Le conseguenze, guarda caso, sono di tipo fisico e spirituale: “disturbi emozionali, della comunicazione, dell’alimentazione, del pensiero, della sfera sessuale, del sonno, della relazione affettiva…”. Assai sintomatica di quanto si è detto finora, mi sembra proprio l’esistenza dei disturbi affettivi e sessuali, che si giustifica appunto come reazione ad una esperienza sessuale, affettiva, di cui non è rimasto nulla, o meglio di cui permangono sensi di colpa, rabbia, paura, ripensamenti….Le occasioni del manifestarsi della sindrome post abortiva sono anch’essi assai eloquenti: compaiono di solito in occasione di una nuova gravidanza, di un aborto spontaneo, di perdite affettive, di sterilità secondaria…

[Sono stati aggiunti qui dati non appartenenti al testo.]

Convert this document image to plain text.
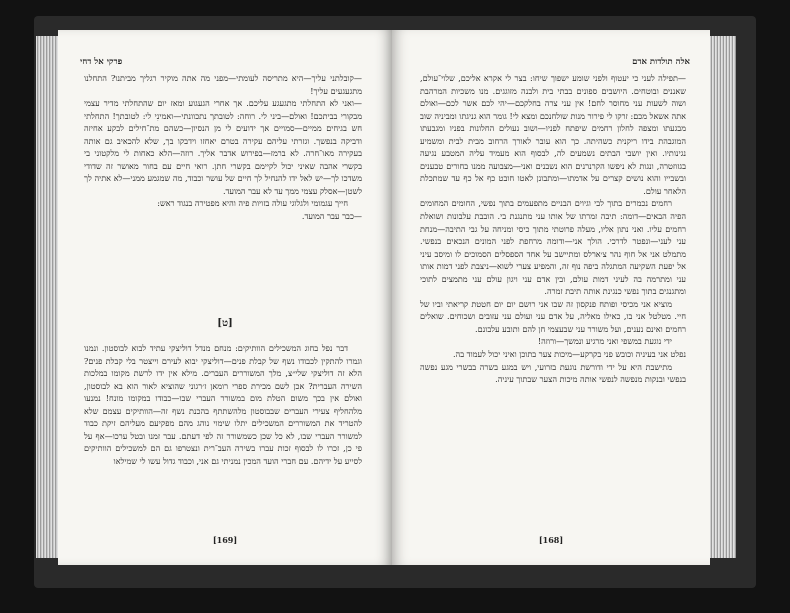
פרקי אל דחי

—קובלתני עליך—היא מתריסה לעומתי—מפני מה אתה מוקיר רגליך מביתנו? התחלנו מתגעגעים עליך!

—ואני לא התחלתי מתגעגע עליכם. אך אחרי הגעגוע ומאז יום שהתחלתי מדיר עצמי מבקורי בביתכם! ואולם—ביני לי. רוחה: לטובתך נתכוונתי—ואמינִי לי: לטובתך! התחלתי חש בגיחים ממיים—סמויים אך ידועים לי מן הנסיון—כשהם מת־חילים לבקע אחיזה ודביקה בנפשך. וגזרתי עליהם עקירה בטרם יאחזו וידבקו בך, שלא להכאיב גם אותה בעקירה מאו־חרה. לא ברמז—בפירוש אדבר אליך. רוזה—הלא כאחות לי מלקטוני בי בקשרי אהבה שאיני יכול לקיימם בקשרי חתן. רואי חיים עם בחור מאושר זה שדודי משדכו לך—יש לאל ידו להנחיל לך חיים של עושר וכבוד, מה שמגמע ממני—לא אתיה לך לשטן—אסלק עצמי ממך עד לא עבר המועד.

חייך עגמומי ולגלוגי עולה בזויות פיה והיא מפטירה בנגוד ראש:

—כבר עבר המועד.

[ט]

דבר נפל בחוג המשכילים הוותיקים: מנחם מנדל דוליצקי עתיד לבוא לבוסטון. ונמנו וגמרו להתקין לכבודו נשף של קבלת פנים—דוליצקי יבוא לעירם וייצטר בלי קבלת פנים? הלא זה דוליצקי שלי״צ, מלך המשוררים העברים. מילא אין ידו לרשת מקומו במלכות השירה העברית? אכן לשם מכירת ספרי רומאן ז׳רגוני שהוציא לאור הוא בא לבוסטון, ואולם אין בכך משום הטלת מום במשורר העברי שבו—כבודו במקומו מונח! נמנעו מלהחליף צעירי העברים שבבוסטון מלהשתתף בהכנת נשף זה—הוותיקים עצמם שלא להטריד את המשוררים המשכילים יתלו שימוי נוהג מהם מפקיעם מעליהם זיקת כבוד למשורר העברי שבו, לא כל שכן כשמשורר זה לפי דעתם. עבר זמנו ובטל ערכו—אף על פי כן, זכרו לו לבסוף זכות עברו בשירה העב־רית ונצטרפו גם הם למשכילים הוותיקים לסייע על ידיהם. עם חברי הועד המכין נמניתי גם אני, וכבוד גדול עשו לי שמילאו

[169]
אלה תולדות אדם

—תפילה לעני כי יעטוף ולפני שומע ישפוך שיחו: בצר לי אקרא אליכם, שלוי־עולם, שאננים ובוטחים. היושבים ספונים בבתי בית ולבנה מזוגגים. מנו משכיות המרהבת ושוה לשעות עני מחוסר לחם! אין עני צרה בחלקכם—יהי לכם אשר לכם—ואולם אתה אשאל מכם: זרקו לי פירור מנות שולחנכם ומצא לי! גומר הוא גניגתו ומביניה שוב מבגעתו ומצפה לחלון רחמים שיפתח לפניו—ושוב נעולים החלונות בפניו ומגבעתו המוגבהת בידו ריקנית כשהיתה. כך הוא עובר לאורך הרחוב מבית לבית ומשמיע נגינותיו. ואין יושבי הבתים נשמעים לה, לבסוף הוא מעמיד עליה המטבע נגיעה בגזוזטרה, ונגות לא ניפשו הקרנרנים הוא נשבנים ואני—מצבועה ממנו בחורים טבענים ובשבייו והוא נושים קצרים על אדמתו—ומתבונן לאטו חובט כף אל כף עד שמתכלת הלאחר עולם.

רחמים נכמרים בתוך לבי וגיוים הבניים מתפעמים בתוך נפשי, החומים המחומים הפיה הבאים—דומה: תיבה זמרתו של אותו עני מתנגנת בי. הובבת עלבונות ושואלת רחמים עליו. ואני נתון אליו, מעלה פרוטתי מתוך כיסי ומניחה על גבי התיבה—מנחת עני לעני—ונפטר לדרכי. הולך אני—ודומה מרחפת לפני המונים הנכאים בנפשי. מתמלט אני אל חוף נהר צ׳ארלס ומתיישב על אחד הספסלים הסמוכים לו ומיסב עיני אל יפעת השקיעה המתגלה ביפה נוף זה, והמפיע צערי לשוא—ניצבת לפני דמות אותו עני ומתרמה בה לעיני דמות עולם, ובין אדם עני ויגון עולם עני מתמצים לתוכי ומתגנגים בתוך נפשי כנגינת אותה תיבת זמרה.

מוציא אני מכיסי ופותח פנקסון זה שבו אני רושם יום יום חטטת קריאתי וביו של חיי. מטלטל אני בו, כאילו מאליה, על אדם עני ועולם עני עזובים ושכוחים. שואלים רחמים ואינם נענים, ועל משורר עני שבעצמי חן להם ותובע עלבונם.

ידי נוגעת במשפי ואני מרגיע ונמשך—ורוזה!

נפלט אני בעיניה וכובש פני בקרקע—מיכות צער בתוכן ואיני יכול לעמוד בה.

מתישבת היא על ידי ודורשת נוגעת בזרועי, ויש במגע בשרה בבשרי מגע נפשה בנפשי ובנקות מנפשה לנפשי אותה מיכות הצער שבתוך עיניה.

[168]
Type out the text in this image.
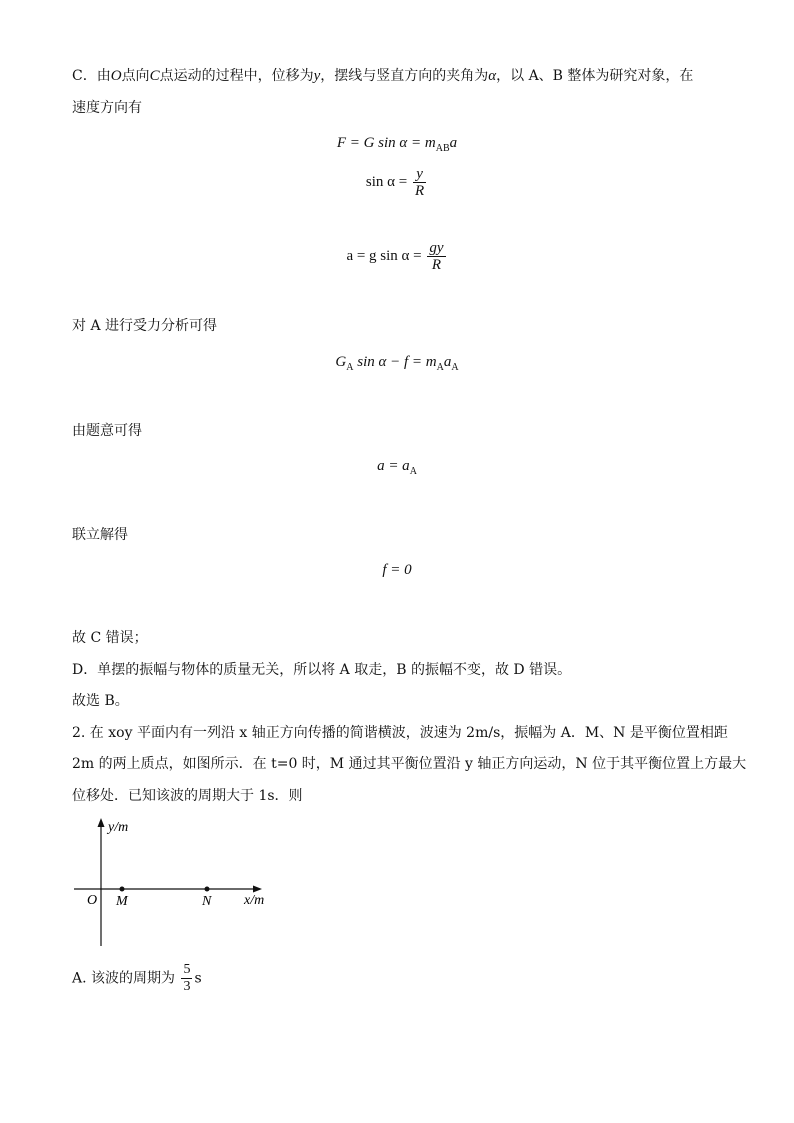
C．由O点向C点运动的过程中，位移为y，摆线与竖直方向的夹角为α，以 A、B 整体为研究对象，在
速度方向有
F = G $\sin \alpha = m_{AB}a$
$\sin \alpha = \frac{y}{R}$
a = g $\sin \alpha = \frac{gy}{R}$
对 A 进行受力分析可得
$G_A$ $\sin \alpha - f = m_Aa_A$
由题意可得
$a = a_A$
联立解得
f = 0
故 C 错误；
D．单摆的振幅与物体的质量无关，所以将 A 取走，B 的振幅不变，故 D 错误。
故选 B。
2. 在 xoy 平面内有一列沿 x 轴正方向传播的简谐横波，波速为 2m/s，振幅为 A．M、N 是平衡位置相距
2m 的两上质点，如图所示．在 t=0 时，M 通过其平衡位置沿 y 轴正方向运动，N 位于其平衡位置上方最大
位移处．已知该波的周期大于 1s．则
y/m
x/m
O M	N
A. 该波的周期为 $\frac{5}{3}$ s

Ecco perché una esperienza d’amore che si conclude con un aborto, non rimane limitata a quel rapporto, a quella storia, ma si trascina e ripercuote anche su un’altra esperienza affettiva, proprio perché la donna, la persona, è una, sempre quella, pur nella molteplicità delle esperienze. Per questo l’aborto si può configurare, almeno in parte, anche come un suicidio, o, come scrivono alcuni psicologi, un “lutto complicato” in cui si “rende necessaria l’elaborazione sia della perdita dell’oggetto (il bimbo), sia della perdita simultanea e concreta di una parte del Sé”, sia aggiungerei, di un perdita almeno parziale del rapporto col coniuge. Ha scritto la dottoressa Lerda, su una rivista fortemente a sostegno della 194 come “Contraccezione, sessualità e salute riproduttiva”: “Sia che la donna cerchi di cancellarne il ricordo, sia che continui a sentirne il peso, si tratta comunque di un lutto che si porterà dietro tutta la vita. E’ una scelta che influenzerà anche il rapporto con il partner e con gli eventuali partner successivi, una scelta che peserà nuovamente in caso di altre gravidanze”.